Но мысли Мити всё ещё шли своим путём. Он вдруг отнял руки от лица и заревел. Он плакал и говорил, и слёзы мешали ему говорить:
— Да-а! Я хотел… вместе с ним, а он не хочет. А ещё сам говорил: будем дружками-годками, будем всё пополам. А теперь…
Алексей Иванович рассмеялся, растроганный, подхватил Митю, заглянул в его заплаканные глаза:
— Ах ты, рыжик! Ну, не вышло, не получилось пока… Видно, Лесков хочет сам в героях ходить… Что же, пускай пока красуется, а ты успокойся, ты своё возьмёшь. Думаешь, корабль обмануть можно? Нет, на «Быстром» уже все очень хорошо поняли, какой этот Виктор Лесков.

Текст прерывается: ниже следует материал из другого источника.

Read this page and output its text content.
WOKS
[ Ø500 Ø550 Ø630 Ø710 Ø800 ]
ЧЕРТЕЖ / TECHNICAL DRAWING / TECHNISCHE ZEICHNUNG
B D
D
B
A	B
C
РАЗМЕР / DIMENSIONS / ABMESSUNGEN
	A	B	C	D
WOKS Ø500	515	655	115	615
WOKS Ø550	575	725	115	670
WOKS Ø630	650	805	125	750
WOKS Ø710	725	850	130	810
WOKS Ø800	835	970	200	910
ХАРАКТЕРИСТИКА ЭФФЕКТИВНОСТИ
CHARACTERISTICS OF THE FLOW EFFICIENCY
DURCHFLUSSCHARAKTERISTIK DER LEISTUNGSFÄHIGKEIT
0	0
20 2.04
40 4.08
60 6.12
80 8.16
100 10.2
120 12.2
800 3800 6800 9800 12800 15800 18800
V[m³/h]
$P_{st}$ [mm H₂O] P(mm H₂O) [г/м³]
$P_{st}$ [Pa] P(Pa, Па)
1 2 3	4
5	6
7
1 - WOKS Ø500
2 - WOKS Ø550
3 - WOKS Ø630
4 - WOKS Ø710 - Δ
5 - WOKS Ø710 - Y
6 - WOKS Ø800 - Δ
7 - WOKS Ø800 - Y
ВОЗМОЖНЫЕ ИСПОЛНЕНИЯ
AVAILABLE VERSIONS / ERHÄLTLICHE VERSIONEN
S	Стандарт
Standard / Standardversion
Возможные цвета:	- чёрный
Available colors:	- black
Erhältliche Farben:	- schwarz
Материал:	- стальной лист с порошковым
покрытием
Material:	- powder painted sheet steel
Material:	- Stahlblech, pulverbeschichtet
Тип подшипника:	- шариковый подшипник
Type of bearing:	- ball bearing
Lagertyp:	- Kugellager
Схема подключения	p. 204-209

Долго утешал Алексей Иванович своего маленького друга и расстался с ним только тогда, когда Митя немного успокоился, вытер глаза и снова начал улыбаться. Решили так: с Витькой не видеться, не встречаться, дружбу не водить, и пускай живёт как знает. Таких друзей никому не нужно. А когда Митя станет настоящим моряком, он скажет Витьке что-нибудь такое, чтобы юнгу пробрала совесть…

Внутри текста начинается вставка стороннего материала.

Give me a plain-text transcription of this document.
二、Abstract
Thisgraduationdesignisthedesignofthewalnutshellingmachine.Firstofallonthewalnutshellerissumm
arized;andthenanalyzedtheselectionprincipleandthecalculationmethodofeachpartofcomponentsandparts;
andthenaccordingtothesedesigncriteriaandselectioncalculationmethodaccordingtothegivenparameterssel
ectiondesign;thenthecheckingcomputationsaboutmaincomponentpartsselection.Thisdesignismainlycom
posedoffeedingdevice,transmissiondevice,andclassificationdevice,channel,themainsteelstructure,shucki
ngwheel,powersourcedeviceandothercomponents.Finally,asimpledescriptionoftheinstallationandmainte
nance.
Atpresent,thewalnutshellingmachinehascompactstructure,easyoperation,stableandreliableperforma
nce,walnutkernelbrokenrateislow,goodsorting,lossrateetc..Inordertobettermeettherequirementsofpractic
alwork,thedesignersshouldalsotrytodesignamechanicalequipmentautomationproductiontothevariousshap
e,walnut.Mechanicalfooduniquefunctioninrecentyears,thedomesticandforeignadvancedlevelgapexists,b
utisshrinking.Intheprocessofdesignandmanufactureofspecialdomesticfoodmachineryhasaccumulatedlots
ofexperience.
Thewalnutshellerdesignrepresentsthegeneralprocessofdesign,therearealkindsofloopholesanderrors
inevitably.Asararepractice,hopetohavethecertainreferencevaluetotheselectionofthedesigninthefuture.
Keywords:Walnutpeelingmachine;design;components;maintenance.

А в это время Виктор Лесков ходил «в героях» с довольно печальным видом. Еле передвигая ноги, последовал он за Костиным-коком в носовой кубрик и забрался в дальний угол, где находилась койка великого кулинара Ионы Осипыча. Утомлённый трудами на камбузе, кок, кряхтя, снял ботинки, со вздохом облегчения прилёг и сказал Виктору:
— Я вздремну, а ты посиди здесь. Не смей по кораблю шнырять.

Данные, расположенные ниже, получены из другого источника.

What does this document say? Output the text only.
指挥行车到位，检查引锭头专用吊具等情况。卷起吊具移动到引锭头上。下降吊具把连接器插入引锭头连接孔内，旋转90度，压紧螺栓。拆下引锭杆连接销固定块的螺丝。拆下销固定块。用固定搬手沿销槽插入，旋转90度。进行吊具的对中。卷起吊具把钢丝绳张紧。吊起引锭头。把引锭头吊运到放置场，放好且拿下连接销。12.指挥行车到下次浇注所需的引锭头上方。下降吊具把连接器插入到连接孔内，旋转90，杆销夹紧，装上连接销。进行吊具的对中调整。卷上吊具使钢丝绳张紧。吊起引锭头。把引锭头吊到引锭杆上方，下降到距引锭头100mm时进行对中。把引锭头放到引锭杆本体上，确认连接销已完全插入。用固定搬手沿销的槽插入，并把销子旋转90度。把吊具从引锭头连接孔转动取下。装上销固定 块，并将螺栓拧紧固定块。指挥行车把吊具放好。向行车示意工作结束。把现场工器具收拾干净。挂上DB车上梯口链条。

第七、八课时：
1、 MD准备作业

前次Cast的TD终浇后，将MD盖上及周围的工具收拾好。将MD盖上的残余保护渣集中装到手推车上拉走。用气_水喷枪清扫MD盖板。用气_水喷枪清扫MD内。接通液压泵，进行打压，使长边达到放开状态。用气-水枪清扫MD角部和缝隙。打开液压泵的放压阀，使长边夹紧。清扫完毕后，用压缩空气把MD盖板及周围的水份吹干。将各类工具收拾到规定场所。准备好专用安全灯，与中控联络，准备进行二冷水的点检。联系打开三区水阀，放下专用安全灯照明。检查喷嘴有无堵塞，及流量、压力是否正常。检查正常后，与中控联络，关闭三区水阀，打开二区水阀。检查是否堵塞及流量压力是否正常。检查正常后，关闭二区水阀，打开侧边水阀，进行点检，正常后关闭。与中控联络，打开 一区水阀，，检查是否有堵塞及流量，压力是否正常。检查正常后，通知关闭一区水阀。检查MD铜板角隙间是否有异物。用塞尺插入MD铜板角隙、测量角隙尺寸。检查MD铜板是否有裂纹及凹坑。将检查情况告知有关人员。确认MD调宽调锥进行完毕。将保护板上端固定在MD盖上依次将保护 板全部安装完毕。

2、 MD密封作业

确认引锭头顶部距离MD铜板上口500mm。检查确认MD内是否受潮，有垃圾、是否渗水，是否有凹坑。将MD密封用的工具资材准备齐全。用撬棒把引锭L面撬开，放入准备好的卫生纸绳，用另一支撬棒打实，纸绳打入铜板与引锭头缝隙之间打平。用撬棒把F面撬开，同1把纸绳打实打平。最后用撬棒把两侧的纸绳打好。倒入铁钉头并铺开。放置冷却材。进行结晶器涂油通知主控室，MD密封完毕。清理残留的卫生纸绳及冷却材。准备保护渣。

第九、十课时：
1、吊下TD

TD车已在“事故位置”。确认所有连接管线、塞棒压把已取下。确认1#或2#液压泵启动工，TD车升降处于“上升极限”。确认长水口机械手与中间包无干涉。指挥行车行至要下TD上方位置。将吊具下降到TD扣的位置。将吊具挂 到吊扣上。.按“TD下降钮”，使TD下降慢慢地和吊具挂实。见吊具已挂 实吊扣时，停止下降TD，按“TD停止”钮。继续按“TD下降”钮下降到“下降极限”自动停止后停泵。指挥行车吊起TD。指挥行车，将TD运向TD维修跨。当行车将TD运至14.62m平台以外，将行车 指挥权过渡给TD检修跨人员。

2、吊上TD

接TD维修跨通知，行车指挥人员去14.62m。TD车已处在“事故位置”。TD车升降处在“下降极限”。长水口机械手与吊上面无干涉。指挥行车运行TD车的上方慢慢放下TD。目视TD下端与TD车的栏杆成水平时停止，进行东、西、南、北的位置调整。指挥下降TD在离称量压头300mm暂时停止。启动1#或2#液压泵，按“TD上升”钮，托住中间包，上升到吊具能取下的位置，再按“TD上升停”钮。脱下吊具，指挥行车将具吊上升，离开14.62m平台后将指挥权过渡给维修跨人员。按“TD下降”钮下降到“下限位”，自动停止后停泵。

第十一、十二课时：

Он с блаженной улыбкой закрыл глаза и добавил:
— Друг… хм! Всякие, видишь, друзья бывают… Никуда не ходи, нечего тебе со всякими водиться!
— Он не всякий, — пробормотал Виктор.
— Витька, не возражай! — благодушно сказал Иона Осипыч. — Тебя добру учат, а ты фыркаешь…
Он скоро заснул. Виктор вышел из кубрика.
Снова серое и неприветливое небо низко висело над неспокойным морем; снова неподвижные, молчаливые стояли на борту краснофлотцы, следившие за каждой волной. Миноносец продолжал свой путь.
«Где Митя?» — подумал Виктор.
Его потянуло к товарищу. Он сделал несколько шагов к юту и остановился, чувствуя, что не в силах встретиться с Митей. Невидимая преграда стала между ними, и Виктор не знал, как её назвать, как преодолеть. Не знал? Нет, он нашёл бы дорогу, которая могла снова привести его к Мите, но после слов, которые были сказаны им и Костиным-коком, он не только не мог стать на эту единственную правильную дорогу, но даже старался не думать о ней.
— Лесков!
Виктор быстро обернулся и увидел Алексея Ивановича. Боцман внимательно смотрел на мальчика.
— Пройди к командиру, — сказал он. — Командир хочет с тобой поговорить. Его каюта четвёртая по правому борту.
— Есть пройти к командиру, — ответил юнга.
Со стеснённым сердцем направился он к жилым помещениям командного состава.
«ПОДУМАТЬ ХОРОШЕНЬКО…»
Дверь четвёртой каюты по правому борту была открыта. На пороге, спиной к Виктору, стоял обладатель чудесного чемодана и быстро говорил:
— Нет, тут же всё ясно… Такие замечательные глаза… Совершенно ясно…
— Благодарю вас, профессор, — раздался густой голос.
— Совершенно, совершенно ясно! — проговорил чудак, закрыл дверь, увидел Виктора и смущённо сказал: — Ах, это ты, мальчик!
Он постучал в дверь и крикнул:
— Мальчик пришёл!
— Прекрасно! Войди, юнга Лесков, — прогудел голос в каюте.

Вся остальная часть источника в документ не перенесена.